Reactions to OSHA’s decision to delay enforcing the federal standard reducing permissible exposure to silica dust have been mixed – and strong. The rule was announced in March 2016 and was scheduled to take effect June 23, 2017.

“With construction season underway, three months of delay means that millions of workers will be exposed to hazardous silica dust that will make them sick and take their lives,” said Marcy Goldstein-Gelb, co-executive director of the National Council for Occupational Safety and Health (

Industry wants a longer delay

As reported earlier on, the Construction Industry Safety Coalition (CISC) -- whose members include the Associated General Contractors of America, the Associated Builders and Contractors and the National Association of Home Builders – said the delay is too short.

The group released a statement saying it “remains concerned about the overall feasibility of the standard in construction and has requested that the Agency delay enforcement for a year."

National COSH co-executive director Jessica Martinez pointed out that the standard was decades in the making.

“It is backed by solid scientific evidence and the experience of workers who have suffered cancer, silicosis and other life-threatening diseases,” said Martinez. There is no reason for delaying this rule, which will save more 600 lives each year.”

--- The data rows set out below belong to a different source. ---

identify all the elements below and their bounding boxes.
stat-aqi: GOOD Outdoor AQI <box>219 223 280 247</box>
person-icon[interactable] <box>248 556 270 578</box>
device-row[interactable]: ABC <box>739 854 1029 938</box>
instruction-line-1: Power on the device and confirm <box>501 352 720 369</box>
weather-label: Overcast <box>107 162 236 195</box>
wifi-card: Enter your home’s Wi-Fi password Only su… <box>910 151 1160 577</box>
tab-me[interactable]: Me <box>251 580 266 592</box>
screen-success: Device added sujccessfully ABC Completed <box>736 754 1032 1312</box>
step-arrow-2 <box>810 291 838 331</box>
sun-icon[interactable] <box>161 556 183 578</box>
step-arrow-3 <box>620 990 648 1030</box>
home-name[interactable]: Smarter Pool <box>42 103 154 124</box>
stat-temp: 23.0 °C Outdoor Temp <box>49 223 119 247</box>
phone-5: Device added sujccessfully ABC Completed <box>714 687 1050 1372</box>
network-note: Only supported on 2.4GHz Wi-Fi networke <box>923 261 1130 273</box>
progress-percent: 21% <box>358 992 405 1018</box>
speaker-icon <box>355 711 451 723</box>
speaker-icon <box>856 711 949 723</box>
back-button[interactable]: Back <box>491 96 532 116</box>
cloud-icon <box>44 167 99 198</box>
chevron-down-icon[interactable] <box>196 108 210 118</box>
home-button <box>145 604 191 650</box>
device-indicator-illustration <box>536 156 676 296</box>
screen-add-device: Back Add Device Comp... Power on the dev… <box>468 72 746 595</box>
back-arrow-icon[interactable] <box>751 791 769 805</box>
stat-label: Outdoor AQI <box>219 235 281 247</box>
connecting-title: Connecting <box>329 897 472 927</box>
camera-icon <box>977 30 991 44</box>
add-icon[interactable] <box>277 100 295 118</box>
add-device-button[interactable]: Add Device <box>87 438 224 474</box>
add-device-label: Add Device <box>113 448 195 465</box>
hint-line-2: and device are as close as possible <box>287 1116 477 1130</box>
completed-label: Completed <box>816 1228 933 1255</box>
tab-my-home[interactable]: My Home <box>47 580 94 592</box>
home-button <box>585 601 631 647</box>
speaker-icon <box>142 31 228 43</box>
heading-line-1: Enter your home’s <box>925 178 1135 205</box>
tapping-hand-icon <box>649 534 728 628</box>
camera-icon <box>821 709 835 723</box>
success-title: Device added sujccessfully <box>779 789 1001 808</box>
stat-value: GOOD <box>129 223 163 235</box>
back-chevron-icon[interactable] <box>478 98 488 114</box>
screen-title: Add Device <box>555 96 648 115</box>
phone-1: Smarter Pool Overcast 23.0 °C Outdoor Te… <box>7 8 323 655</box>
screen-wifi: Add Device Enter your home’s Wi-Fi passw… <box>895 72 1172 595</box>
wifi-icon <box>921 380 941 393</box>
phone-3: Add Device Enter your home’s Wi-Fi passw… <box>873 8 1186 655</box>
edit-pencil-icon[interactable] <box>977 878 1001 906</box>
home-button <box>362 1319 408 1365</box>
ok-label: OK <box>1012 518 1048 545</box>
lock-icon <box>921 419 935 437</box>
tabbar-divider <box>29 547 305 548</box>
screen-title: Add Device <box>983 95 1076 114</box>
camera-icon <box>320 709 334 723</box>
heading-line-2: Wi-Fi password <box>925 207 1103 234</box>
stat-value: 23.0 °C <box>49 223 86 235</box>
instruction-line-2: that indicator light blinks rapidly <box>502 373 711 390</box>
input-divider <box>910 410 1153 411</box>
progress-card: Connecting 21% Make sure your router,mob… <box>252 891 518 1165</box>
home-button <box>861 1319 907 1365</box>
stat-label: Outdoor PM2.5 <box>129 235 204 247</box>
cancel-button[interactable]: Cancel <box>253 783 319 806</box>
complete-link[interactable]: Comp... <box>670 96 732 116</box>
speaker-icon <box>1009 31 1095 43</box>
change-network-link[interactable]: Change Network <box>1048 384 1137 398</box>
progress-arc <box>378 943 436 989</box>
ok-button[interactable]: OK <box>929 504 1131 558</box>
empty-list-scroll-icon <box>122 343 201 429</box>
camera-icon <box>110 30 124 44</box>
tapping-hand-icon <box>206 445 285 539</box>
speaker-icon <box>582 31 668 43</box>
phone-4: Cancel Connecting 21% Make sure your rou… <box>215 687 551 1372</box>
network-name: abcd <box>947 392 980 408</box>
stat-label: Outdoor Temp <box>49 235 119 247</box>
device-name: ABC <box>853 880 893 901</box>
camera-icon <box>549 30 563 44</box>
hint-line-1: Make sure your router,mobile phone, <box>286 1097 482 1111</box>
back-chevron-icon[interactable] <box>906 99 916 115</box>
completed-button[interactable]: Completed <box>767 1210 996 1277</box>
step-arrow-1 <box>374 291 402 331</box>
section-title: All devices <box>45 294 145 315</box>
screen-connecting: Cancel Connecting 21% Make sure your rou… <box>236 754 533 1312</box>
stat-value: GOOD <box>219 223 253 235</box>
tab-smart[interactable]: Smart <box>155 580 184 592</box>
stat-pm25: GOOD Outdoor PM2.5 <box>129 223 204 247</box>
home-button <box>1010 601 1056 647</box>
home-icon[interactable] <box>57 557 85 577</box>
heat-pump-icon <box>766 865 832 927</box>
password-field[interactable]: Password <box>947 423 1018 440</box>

Compliance: difficult or not?

In a letter sent last year to the Department of Labor, the CISC said construction employers across all trades were finding compliance “extremely difficult if not impossible for many job tasks.” At issue: Table 1 in the rule, which the coalition said is not a workable compliance option for many in the industry, which means employers have to follow the traditional method of measuring crystalline silica exposure and implementing the hierarchy of controls. “This is almost impossible, however, considering the myriad of exposure environments involved in construction and that laboratories may not be in compliance with the analytical requirements of the standard until 2018,” CISC argued.

Goldstein-Gelb disputed the difficulty of compliance. “Tools to wet down silica dust and vacuum it up are practical, affordable and readily available,” she said. “The new standard was announced more than a year ago and employers are aware of their responsibilities to limit worker exposure.”

Why silica matters

Some 2.3 million workers are exposed to silica dust in their workplaces, including two million construction workers and 300,000 in general industry operations such as manufacturing, foundries and hydraulic fracturing. Including reduced illnesses, fatalities, a reduction in lost time at work, increased productivity and other factors, OSHA estimates the new silica standard will yield a net annual benefit of $7.7 billion to the U.S. economy.

Trump taking aim at OSH regulations

The silica rule delay is consistent with the Trump administration’s avowed agenda to nullify or repeal regulations it says pose a burden on business, many of them worker safety standards, starting with the establishment of a task force to identify regulations that should be repealed.